Во дворе Работного дома стоял большой мусорный бак. Куда дальше отходы отправляют на этом острове? Наверное, в Ладогу спихивают, подумал Павел, или в лесу закапывают. Две старухи в черном прошли мимо, кивнули Павлу, продолжили спорить: «К старцу завсегда пешком, я тебе говорю. Ну и что, что ноги? У всех ноги. Машину тебе никто не подаст». Павел вбежал в келью, сменил сапоги на кроссовки, надел чистую рубашку, воткнул в телефон переносную зарядку, решив записать старца на диктофон, – может, после еще переслушает, что он там наговорит. Пустился вслед за старухами.

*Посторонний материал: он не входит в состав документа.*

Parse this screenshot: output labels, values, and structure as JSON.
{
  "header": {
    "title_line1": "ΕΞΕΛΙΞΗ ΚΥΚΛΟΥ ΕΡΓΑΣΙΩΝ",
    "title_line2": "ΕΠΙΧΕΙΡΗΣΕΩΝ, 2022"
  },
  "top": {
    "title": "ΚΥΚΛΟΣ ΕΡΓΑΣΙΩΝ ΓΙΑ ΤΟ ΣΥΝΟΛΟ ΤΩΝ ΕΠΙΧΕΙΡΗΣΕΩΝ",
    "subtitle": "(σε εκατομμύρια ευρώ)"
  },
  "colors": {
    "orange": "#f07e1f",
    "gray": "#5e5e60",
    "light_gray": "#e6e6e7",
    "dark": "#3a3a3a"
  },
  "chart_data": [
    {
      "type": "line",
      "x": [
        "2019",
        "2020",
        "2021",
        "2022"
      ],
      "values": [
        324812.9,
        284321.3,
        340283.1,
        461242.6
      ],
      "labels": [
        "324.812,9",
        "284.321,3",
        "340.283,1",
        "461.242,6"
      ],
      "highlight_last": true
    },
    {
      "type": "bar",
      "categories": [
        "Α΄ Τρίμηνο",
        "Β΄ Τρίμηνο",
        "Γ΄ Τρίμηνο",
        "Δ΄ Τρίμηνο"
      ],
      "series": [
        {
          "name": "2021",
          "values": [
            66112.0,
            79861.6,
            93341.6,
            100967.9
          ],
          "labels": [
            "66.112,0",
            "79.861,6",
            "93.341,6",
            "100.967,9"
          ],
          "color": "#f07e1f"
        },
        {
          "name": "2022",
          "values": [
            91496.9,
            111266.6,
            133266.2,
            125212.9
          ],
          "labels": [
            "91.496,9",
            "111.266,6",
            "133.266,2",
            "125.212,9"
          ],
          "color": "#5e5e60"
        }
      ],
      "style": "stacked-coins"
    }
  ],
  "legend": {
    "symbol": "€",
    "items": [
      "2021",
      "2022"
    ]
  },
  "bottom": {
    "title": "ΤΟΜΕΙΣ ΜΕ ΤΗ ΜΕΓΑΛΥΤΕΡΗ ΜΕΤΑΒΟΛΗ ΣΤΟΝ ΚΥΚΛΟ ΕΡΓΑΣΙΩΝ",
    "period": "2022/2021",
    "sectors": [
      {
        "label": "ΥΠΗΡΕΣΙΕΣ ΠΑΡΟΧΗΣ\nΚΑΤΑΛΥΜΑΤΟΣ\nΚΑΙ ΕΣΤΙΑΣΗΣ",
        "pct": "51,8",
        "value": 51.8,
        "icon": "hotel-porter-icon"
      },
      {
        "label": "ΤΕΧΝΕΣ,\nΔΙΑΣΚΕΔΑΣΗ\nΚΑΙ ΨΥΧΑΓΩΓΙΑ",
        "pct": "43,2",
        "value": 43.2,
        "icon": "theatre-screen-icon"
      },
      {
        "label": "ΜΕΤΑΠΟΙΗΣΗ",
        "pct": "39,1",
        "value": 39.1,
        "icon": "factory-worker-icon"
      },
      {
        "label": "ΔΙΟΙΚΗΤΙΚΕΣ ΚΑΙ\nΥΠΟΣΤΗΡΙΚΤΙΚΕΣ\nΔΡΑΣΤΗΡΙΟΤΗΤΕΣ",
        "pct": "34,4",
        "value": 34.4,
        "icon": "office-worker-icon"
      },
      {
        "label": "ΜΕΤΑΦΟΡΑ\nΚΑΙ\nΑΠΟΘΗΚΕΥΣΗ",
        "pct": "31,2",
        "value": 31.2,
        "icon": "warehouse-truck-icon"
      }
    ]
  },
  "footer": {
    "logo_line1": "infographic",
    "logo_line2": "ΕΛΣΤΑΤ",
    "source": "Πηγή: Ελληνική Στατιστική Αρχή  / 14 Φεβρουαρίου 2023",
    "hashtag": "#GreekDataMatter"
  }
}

Старухи уже обогнули причал, завернули в лес, шли быстро, Павел едва поспевал. Снег еще покрывал землю в низинах под соснами, но было тепло, куртку пришлось расстегнуть, вскоре и вовсе нести в руках. Справа у самой воды, черная с золотом, посверкивала маковка часовни Ксении Петербургской. Новенькая, Ася говорила, ее только поставили. От нее в воду уходил длинный причал. И Ладога у свай была черная в тени деревьев. От прошлогодней хвои пахло сеном, на ветке болтался, как тина на удочке, тот самый мох-бородач, про который толковал Гоша. Скорее со старцем поговорить и домой. Или, может, на море – полежать недельку. Или офер принять? Что это на него нашло – родинки вспоминать? Деньги хорошие.
Старухи скрылись из виду, Павел прищурился. Дорога бежала вниз, к луже в форме Африки, разъезженной машинами, поднималась на другой холм, видимо, скрывший старух. Павел прибавил ходу, чуть проскользил, обходя грязь, вытер кроссовки о прошлогоднюю хрусткую пижму. Вдруг нога съехала прямо в лужу. Противно оледенели пальцы. Подошву присосало. Павел дернул другой ногой и рухнул в лужу задницей. Грязные кроссовки задрались, с них затекала в штанины густая серая жижа. Зарядка намокла, телефон в нагрудном кармане сухим остался – и то спасибо.
Павел оглянулся – не видит ли кто? С ветви соскочила крупная птица, улетела прочь. Старух отсюда не разглядеть. На карачках вылез из лужи. В ней же, как грязь осела, помыл руки. Глина уже застывала на ветру, становилась сизая, как цемент. Павел оглядел себя и поплелся назад, втыкая носы кроссовок в остатки снега.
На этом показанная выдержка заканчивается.